Message non lupar Cinci » ven. 22 sept. 2017, 22:19

(autre commentaire de Mathieu Bock-Côté)


La souveraineté nationale est-elle réactionnaire?

La souveraineté nationale est-elle appelée à se dissoudre progressivement dans une société mondialisée délivrée des vieilles frontières nationales et de celles qui existent entre les civilisations? Ou demeure-t-elle un cadre indispensable pour l'existence des nations, leur déploiement, leur développement?

Ce sont les paroles de Manuel Barroso qui ont précipité cette querelle* : le président de la Commission européenne a qualifié les défenseurs de l'exception culturelle de "réactionnaires".




L'homme idéal de la mondialisation, c'est le nomade, le citoyen du monde qui se construit une culture hybride et n'entretient plus un lien privilégié avec sa société. Ce qu'on apprécie de lui, c'est justement son caractère déterritorialisé et sa prétention à pouvoir se déplacer partout sur la planète selon les exigences du marché, pour peu qu'on lui garantisse ses droits. Il est évidemment un être dépolitisé qui évolue exclusivement dans le domaine privé, ou ne s'engage publiquement que pour des motifs humanitaires circonstanciels.

Pour les européistes, l'idéal est le suivant : l'humanité est appelé à transformer sa diversité fondatrice en mettant en place une architecture politique mondialisée. L'Europe serait le point de départ de cette unification dont l'extension ne saurait connaître quelque limite définitive. D'ailleurs, l'Europe telle qu'elle se laisse définit politiquement n'a plus aucun substrat historique : on la réduit à des valeurs universelles comme les droits de l'homme, la démocratie, le libre-marché ou l'état de droit.
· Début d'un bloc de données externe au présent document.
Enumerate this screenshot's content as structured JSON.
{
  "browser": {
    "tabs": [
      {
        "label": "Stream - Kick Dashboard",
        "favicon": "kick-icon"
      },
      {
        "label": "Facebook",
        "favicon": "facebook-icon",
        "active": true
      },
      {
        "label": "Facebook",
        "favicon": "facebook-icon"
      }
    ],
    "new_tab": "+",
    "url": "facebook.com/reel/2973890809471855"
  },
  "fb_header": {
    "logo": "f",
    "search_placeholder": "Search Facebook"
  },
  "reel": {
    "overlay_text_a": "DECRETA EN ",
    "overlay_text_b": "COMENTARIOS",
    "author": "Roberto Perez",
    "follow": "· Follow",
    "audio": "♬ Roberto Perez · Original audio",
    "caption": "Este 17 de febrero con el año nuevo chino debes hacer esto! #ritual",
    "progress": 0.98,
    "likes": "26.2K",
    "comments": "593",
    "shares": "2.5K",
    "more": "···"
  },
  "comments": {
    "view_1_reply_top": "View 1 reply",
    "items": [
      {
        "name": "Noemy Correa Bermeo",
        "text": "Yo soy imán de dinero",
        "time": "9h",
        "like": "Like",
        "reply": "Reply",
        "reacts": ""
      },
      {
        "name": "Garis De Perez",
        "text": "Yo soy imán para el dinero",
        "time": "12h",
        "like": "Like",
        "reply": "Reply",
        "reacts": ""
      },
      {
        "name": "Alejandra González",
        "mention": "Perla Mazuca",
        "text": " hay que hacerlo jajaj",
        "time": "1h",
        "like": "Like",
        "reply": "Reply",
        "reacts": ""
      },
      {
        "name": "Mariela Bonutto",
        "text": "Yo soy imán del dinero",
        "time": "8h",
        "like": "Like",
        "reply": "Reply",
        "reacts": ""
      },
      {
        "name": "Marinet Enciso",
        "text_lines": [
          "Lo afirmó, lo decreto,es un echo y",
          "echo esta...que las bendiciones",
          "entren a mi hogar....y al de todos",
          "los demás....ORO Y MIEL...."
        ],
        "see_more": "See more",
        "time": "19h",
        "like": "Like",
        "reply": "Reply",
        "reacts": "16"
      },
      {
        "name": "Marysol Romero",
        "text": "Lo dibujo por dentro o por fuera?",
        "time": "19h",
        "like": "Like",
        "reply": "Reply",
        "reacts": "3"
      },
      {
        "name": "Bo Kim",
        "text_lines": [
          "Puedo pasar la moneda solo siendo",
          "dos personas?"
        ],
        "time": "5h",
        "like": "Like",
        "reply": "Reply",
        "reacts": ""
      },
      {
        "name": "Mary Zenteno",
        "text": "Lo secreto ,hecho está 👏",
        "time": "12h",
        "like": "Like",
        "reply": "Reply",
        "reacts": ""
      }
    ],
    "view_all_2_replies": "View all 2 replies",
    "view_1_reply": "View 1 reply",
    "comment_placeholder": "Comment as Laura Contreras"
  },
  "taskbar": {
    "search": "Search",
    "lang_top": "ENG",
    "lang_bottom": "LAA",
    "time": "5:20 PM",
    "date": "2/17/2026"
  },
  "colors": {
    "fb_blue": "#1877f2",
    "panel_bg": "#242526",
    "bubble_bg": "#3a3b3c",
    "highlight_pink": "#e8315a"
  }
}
Ce sont des valeurs éminemment nobles, évidemment, mais qui ne sauraient pour autant fonder seules une communauté politique.





Ce qui est fascinant chez les partisans du globalisme libéral, c'est leur certitude absolue d'aller dans le sens de l'histoire dont ils ont décodé le secret et l'orientation. L'insulte choisie par Barroso pour qualifier ses adversaires est révélatrice : le "réactionnaire" c'est celui qui va à contre-courant de la marche évidente de l'histoire et du progrès. Il s'oppose à l'émancipation humaine, qui prendrait nécessairement le visage du démantèlement des nations et des cadres politique qui ont permis leur développement.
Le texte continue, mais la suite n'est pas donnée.